Israel is the only country in the world where life revolves around the Hebrew calendar. Work and school holidays are determined by Jewish holidays, and the official day of rest is Saturday, Shabbat. [6] Israel’s sizeable Arab minority has also left its mark on Israeli culture in areas such as architecture, music, and cuisine.

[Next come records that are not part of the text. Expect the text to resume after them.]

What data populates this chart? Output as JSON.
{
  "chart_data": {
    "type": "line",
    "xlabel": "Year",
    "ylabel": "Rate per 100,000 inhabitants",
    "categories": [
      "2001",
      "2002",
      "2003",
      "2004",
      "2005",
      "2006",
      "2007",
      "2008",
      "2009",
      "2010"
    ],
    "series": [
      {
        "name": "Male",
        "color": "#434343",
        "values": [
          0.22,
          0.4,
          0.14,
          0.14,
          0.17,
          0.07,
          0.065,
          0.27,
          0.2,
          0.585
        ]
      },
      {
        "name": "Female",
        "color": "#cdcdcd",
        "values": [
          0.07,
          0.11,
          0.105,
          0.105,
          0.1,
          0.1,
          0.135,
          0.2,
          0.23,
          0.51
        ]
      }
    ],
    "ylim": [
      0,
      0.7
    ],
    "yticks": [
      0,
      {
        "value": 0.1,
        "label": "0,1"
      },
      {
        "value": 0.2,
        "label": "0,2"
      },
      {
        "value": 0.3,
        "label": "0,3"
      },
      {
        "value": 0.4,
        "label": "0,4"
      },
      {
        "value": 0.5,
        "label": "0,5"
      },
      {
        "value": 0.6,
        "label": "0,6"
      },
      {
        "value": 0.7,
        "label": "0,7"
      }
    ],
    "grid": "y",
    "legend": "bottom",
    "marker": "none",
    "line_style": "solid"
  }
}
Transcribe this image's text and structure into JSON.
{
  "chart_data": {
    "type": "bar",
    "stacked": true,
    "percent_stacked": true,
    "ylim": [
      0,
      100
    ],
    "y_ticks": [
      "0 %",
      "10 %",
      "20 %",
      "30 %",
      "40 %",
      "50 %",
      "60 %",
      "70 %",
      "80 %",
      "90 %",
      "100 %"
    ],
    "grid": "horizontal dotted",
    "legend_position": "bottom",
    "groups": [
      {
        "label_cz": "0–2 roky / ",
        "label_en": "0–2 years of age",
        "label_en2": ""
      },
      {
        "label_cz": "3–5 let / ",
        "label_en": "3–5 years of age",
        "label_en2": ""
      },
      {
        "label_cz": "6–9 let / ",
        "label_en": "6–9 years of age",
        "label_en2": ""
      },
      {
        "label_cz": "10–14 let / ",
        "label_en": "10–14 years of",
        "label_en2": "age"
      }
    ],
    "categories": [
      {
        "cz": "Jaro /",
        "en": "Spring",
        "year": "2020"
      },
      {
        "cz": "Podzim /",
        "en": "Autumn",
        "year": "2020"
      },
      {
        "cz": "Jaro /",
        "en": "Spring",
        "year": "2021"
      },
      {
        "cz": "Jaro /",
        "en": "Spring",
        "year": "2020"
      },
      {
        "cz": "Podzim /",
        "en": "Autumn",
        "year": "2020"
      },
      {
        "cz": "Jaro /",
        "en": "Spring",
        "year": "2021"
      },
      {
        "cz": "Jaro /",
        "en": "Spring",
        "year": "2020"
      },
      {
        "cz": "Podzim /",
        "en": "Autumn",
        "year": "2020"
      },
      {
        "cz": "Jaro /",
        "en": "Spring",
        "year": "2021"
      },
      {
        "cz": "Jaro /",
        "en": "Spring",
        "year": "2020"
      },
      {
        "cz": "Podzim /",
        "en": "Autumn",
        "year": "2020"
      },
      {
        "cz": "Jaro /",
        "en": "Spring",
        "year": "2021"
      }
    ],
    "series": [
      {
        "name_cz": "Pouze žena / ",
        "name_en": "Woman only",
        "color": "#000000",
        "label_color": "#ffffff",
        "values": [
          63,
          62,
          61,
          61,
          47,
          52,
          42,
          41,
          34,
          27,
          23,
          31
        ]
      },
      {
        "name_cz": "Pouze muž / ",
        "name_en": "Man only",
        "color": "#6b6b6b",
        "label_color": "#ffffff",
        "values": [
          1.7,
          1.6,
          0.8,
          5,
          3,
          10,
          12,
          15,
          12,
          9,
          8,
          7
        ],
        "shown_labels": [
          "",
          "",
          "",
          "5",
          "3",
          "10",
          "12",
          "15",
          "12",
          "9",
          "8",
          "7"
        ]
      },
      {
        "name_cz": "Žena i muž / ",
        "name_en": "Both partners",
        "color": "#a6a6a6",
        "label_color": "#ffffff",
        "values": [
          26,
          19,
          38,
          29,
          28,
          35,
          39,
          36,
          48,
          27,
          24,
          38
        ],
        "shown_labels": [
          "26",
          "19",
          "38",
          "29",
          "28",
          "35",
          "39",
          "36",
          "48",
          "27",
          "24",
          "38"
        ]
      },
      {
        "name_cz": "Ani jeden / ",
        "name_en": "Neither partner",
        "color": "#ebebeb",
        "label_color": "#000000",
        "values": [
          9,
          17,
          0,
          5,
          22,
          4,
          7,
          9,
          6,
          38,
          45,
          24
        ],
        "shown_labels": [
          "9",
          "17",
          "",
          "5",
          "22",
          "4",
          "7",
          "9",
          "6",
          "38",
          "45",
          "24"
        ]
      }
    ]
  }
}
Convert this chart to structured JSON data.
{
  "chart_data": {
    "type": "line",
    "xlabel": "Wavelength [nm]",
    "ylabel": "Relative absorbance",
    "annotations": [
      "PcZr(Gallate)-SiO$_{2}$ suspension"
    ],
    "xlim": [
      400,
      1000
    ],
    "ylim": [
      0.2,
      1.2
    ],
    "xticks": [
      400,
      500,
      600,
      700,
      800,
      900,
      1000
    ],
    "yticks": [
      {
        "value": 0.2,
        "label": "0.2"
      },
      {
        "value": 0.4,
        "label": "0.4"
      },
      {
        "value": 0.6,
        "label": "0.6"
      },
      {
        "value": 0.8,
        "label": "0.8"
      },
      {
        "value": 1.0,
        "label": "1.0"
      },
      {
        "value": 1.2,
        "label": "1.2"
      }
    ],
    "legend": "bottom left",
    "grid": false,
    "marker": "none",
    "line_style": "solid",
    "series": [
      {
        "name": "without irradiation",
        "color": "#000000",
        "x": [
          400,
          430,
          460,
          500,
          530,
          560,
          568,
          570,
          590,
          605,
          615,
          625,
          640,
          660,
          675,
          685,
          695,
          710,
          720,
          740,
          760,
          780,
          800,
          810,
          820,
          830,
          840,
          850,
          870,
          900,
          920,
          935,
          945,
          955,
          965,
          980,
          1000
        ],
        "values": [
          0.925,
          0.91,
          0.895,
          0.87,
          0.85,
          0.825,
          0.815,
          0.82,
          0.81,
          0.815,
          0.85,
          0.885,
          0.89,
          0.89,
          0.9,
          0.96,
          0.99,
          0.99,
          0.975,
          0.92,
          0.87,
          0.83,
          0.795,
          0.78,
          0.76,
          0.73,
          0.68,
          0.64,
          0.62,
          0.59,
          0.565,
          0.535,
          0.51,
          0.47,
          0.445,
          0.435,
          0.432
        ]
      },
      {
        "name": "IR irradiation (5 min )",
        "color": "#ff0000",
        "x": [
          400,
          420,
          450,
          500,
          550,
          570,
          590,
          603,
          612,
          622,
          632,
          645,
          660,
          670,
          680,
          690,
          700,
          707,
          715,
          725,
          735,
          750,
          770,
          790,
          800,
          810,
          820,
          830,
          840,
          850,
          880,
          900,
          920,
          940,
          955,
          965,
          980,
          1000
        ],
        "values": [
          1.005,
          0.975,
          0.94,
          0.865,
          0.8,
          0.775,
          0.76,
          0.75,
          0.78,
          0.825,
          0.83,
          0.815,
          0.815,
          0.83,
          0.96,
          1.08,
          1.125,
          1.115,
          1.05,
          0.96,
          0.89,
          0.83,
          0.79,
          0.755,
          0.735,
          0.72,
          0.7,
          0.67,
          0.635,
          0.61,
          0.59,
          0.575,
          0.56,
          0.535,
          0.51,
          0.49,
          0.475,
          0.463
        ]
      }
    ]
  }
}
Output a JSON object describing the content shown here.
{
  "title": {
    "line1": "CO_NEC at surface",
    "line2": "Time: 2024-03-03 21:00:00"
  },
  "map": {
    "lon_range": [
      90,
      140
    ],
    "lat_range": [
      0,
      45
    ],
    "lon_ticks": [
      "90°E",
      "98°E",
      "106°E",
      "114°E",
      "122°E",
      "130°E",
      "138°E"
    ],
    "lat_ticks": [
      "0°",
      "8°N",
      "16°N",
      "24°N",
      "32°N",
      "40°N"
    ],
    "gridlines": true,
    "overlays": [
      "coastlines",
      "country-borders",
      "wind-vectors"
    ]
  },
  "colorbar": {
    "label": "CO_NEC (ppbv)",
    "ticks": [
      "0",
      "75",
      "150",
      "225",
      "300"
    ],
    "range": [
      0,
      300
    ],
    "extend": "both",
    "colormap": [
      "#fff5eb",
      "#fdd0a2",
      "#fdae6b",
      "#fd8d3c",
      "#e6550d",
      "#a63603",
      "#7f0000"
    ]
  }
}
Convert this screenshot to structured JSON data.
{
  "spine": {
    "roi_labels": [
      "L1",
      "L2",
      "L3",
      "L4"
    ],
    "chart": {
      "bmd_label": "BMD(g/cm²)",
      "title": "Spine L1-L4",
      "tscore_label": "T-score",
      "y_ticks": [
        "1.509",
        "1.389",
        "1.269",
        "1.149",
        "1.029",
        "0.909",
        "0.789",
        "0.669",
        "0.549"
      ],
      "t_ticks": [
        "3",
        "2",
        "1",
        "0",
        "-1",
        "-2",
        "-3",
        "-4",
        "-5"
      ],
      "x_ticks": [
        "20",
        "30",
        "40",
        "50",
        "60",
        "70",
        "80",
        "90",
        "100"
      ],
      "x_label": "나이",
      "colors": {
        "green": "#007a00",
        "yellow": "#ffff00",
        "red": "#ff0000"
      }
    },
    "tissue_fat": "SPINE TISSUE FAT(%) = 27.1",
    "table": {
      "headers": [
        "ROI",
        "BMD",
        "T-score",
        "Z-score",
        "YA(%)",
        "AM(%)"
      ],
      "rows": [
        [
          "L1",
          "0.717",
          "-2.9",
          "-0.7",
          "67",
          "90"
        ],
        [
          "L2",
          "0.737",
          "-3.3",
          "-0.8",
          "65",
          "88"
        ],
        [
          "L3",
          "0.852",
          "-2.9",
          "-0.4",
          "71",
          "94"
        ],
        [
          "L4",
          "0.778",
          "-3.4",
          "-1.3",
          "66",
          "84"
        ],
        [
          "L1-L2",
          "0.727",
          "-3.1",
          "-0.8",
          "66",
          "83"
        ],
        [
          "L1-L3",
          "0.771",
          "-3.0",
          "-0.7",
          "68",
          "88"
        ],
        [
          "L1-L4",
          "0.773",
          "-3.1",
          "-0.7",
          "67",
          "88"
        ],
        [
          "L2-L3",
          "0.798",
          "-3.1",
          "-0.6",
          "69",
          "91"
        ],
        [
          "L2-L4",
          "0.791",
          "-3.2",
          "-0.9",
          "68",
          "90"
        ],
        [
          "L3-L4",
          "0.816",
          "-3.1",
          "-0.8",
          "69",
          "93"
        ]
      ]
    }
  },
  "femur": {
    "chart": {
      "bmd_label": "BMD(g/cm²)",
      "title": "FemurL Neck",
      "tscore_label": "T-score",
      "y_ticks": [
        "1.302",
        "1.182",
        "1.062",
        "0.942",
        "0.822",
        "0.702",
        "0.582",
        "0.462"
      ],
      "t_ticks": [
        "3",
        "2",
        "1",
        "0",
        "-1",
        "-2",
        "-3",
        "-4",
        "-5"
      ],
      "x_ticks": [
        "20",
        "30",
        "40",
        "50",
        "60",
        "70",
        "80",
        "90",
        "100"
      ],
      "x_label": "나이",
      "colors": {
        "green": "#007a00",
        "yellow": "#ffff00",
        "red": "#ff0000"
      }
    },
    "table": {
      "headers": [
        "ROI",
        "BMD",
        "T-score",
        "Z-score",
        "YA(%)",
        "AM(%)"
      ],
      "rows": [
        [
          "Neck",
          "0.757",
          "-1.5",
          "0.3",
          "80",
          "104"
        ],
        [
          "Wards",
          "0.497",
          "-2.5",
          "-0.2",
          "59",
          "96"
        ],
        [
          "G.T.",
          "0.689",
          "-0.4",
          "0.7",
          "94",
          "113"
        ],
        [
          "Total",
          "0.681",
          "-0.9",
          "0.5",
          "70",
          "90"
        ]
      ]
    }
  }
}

Israeli literature is primarily poetry and prose written in Hebrew, as part of the revival of Hebrew as a spoken language since the mid- 19th century, although a small space of literature is published in other languages, such as Arabic and English. By law, two copies of all printed materials published in Israel must be deposited in the National Library of Israel and in the Hebrew University of Jerusalem. In 2001, the law was amended to include audio and video recordings as well as other non-print media.

In 1966 Shmuel Yosef Agnón shared the Nobel Prize for Literature with the German Jewish author Nelly Sachs.